REVIEWED By Marjorie Baumgarten, Wed., Nov. 23, 2016
A rare dud from two-time Oscar-winning director Ang Lee (Life of Pi, Brokeback Mountain), Billy Lynn’s Long Halftime Walk marches in formation but stirs little awe. The troops perform admirably and complete the film’s overall mission, but nothing has been won, no ground is gained. Based on the 2012 novel by Ben Fountain (with a screenplay by first-timer Jean-Chrisophe Castelli), Billy Lynn takes place on Thanksgiving Day 2004, during a halftime appearance at a Dallas football game as the culmination of Bravo Squad’s two-week heroes’ tour of the U.S.A. The film hits all the story’s marks as it depicts the discombobulating swirl of Private Billy Lynn’s thoughts on the day in question. The only problem is that this Thanksgiving is no fateful day packed with pivotal moments and significant changes, or one that alters the life of the protagonist, or our understanding of him. Nor does the film deliver a sense of the unfettered patriotism or unconstrained satire that the story premise seems to warrant. Billy Lynn’s Long Halftime Walk is dramatically inert.

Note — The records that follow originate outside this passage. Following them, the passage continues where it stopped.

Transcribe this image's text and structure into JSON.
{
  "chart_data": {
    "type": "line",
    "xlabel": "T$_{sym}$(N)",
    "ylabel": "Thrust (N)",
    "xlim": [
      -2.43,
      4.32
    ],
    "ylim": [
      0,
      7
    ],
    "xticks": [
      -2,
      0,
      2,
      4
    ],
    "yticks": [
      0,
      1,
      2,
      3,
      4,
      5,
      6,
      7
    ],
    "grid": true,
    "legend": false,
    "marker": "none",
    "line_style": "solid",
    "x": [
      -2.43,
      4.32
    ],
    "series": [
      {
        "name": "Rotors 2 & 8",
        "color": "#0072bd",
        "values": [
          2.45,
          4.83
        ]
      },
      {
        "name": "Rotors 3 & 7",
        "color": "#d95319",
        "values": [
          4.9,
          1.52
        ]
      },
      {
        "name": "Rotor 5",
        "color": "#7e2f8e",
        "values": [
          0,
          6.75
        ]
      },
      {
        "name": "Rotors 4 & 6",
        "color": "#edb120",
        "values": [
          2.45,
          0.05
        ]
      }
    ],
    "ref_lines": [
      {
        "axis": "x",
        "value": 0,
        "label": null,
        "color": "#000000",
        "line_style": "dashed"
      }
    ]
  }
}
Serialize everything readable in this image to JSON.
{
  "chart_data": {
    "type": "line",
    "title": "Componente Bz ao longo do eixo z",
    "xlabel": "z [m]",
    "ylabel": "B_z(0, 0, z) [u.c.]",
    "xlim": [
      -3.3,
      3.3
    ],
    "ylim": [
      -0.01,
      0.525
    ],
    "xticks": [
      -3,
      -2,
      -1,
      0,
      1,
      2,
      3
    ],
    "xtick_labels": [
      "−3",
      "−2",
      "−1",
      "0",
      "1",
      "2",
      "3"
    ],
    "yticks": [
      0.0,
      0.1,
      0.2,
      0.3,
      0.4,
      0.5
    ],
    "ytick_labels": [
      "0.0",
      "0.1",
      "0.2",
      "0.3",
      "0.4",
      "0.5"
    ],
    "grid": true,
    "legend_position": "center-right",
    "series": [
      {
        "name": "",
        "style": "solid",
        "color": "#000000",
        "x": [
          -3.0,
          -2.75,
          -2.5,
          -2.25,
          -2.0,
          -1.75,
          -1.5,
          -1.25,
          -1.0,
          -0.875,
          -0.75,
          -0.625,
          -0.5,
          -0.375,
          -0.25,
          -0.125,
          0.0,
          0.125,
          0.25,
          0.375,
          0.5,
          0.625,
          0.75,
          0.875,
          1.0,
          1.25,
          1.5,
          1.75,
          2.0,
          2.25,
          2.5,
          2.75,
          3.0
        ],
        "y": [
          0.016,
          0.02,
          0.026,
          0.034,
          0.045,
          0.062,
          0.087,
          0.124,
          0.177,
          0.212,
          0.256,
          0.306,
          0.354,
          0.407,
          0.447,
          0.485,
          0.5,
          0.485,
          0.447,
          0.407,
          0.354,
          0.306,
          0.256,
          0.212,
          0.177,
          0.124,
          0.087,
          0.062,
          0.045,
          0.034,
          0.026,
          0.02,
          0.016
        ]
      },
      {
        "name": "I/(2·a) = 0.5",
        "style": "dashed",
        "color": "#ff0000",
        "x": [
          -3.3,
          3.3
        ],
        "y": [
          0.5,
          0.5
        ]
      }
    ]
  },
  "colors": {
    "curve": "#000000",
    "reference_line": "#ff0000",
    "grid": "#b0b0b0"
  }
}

Newcomer Joe Alwyn can’t be faulted for his performance as the film’s title character. His open-faced and evocative Billy Lynn is a 19-year-old Army private and inexperienced virgin from Stovall, Texas, who has become an overnight hero due to a viral photograph of him taking dead aim at the enemy while rescuing the body of his wounded lieutenant (Diesel) in Iraq. We join Billy and his squad in a Cowboys-like football arena in Dallas shortly thereafter, during a quickly arranged national tour designed to celebrate national heroes and the American armed forces. Bravo Squad is set to appear as the background artillery during a halftime performance by Destiny’s Child (featuring a Beyoncé-like stand-in cagily filmed only from behind). The artifice of the staged event contrasts with Billy’s flashbacks to the battlefields of Iraq. Meanwhile, the showtime fireworks and loud blasts rattle the PTSD-frayed nerves of the soldiers. A fast-talking manager (Tucker) is constantly on the horn trying to sell the squad’s story to Hollywood, and the team owner (Martin, in a Jerry Jones-like turn) tries to charm the soldiers and lowball them at the same time. A pretty cheerleader (Leigh) talks of God and country while making out with the smitten Billy, while his sister (Stewart) wages an earnest campaign to talk her brother out of redeploying. These various strands roll through Billy’s mind like scenes in a Mattel View-Master, but none gain much emotional momentum or dramatic weight. The absurdities never amount to a Catch-22, and the follies never add up to a Slaughterhouse Five. Little wit will be found here, sardonic or otherwise.
The knock on Billy Lynn is that too much attention was paid to the film’s pioneering shooting technique, in which director Ang Lee and cinematographer John Toll wildly bumped up the frame rate so that the 3-D image has a vividness and clarity that surpass anything else on the screen today. That is, maybe it will appear that way to you if you’re one of the few to see the film at either of the two solitary venues in the country where it is being projected in this manner. The rest of us will see a 2-D film that contains some sharp imagery that is ultimately blunted by the dullness of the storytelling. Billy Lynn’s Long Halftime Walk is a hobbled parade.